Measures of treatment effect

For continuous outcomes, we will use the mean difference (MD) and standardised mean difference (SMD) with 95% confidence interval (CI).

For dichotomous outcomes we will use the risk ratio (RR) with 95% CI.

Dealing with missing data

We will not impute missing outcome data for any outcomes.

Assessment of heterogeneity

We will assess heterogeneity between studies by a formal statistical test to indicate the significance of the heterogeneity (Deeks 2001). We will investigate and report heterogeneity according to the Cochrane Handbook for Systematic Reviews of Interventions (Higgins 2011), and via visual inspection of forest plots.
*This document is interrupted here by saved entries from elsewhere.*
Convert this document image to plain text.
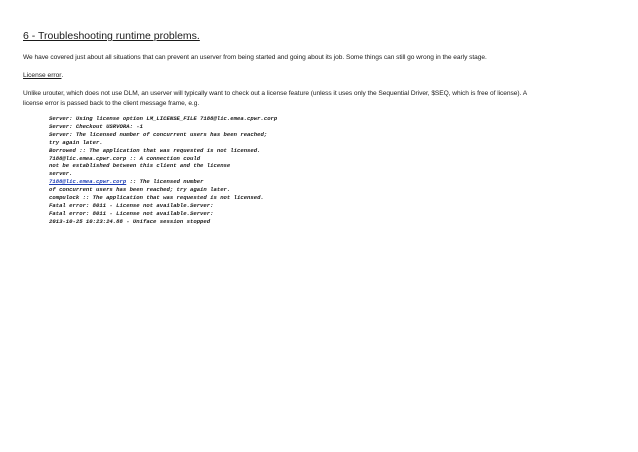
6 - Troubleshooting runtime problems.

We have covered just about all situations that can prevent an userver from being started and going about its job. Some things can still go wrong in the early stage.

License error.

Unlike urouter, which does not use DLM, an userver will typically want to check out a license feature (unless it uses only the Sequential Driver, $SEQ, which is free of license). A
license error is passed back to the client message frame, e.g.

Server: Using license option LM_LICENSE_FILE 7188@lic.emea.cpwr.corp
Server: Checkout USRVORA: -1
Server: The licensed number of concurrent users has been reached;
try again later.
Borrowed :: The application that was requested is not licensed.
7188@lic.emea.cpwr.corp :: A connection could
not be established between this client and the license
server.
7188@lic.emea.cpwr.corp :: The licensed number
of concurrent users has been reached; try again later.
compulock :: The application that was requested is not licensed.
Fatal error: 8011 - License not available.Server:
Fatal error: 8011 - License not available.Server:
2013-10-25 10:23:24.88 - Uniface session stopped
Assessment of reporting biases

Two review authors (JD, KZ) will review and record reporting bias. If appropriate (when a meta‐analysis includes more than 10 trials), we will examine funnel plots to assess potential small study effects, such as publication bias.

Data synthesis

If sufficient clinically similar trials are available, we will combine data for meta‐analysis using the Cochrane Review Manager software 5.3 (RevMan 2014), as follows:

  • for continuous outcomes, we will pool MDs between treatment arms at the end of follow‐up if trials measure the outcome on the same scale and at the same primary study endpoint, otherwise we will pool SMDs;

  • we will use random‐effects models for all meta‐analyses, with a 95% CI (DerSimonian 1986);

  • for dichotomous data, we will pool RRs (RevMan 2014).

Subgroup analysis and investigation of heterogeneity

Where data permit, the review will discuss studies separately using the following categories:

  • drug dose;

  • World Health Organization (WHO) tumour grade (low‐grade/high‐grade).

Sensitivity analysis

If possible, we will consider the following factors:

  • differing study quality (high or low risk of bias);

  • different classes of agents, doses or scheduling differences.

We anticipate that additional types of sensitivity analyses will be identified during the conduct of the review.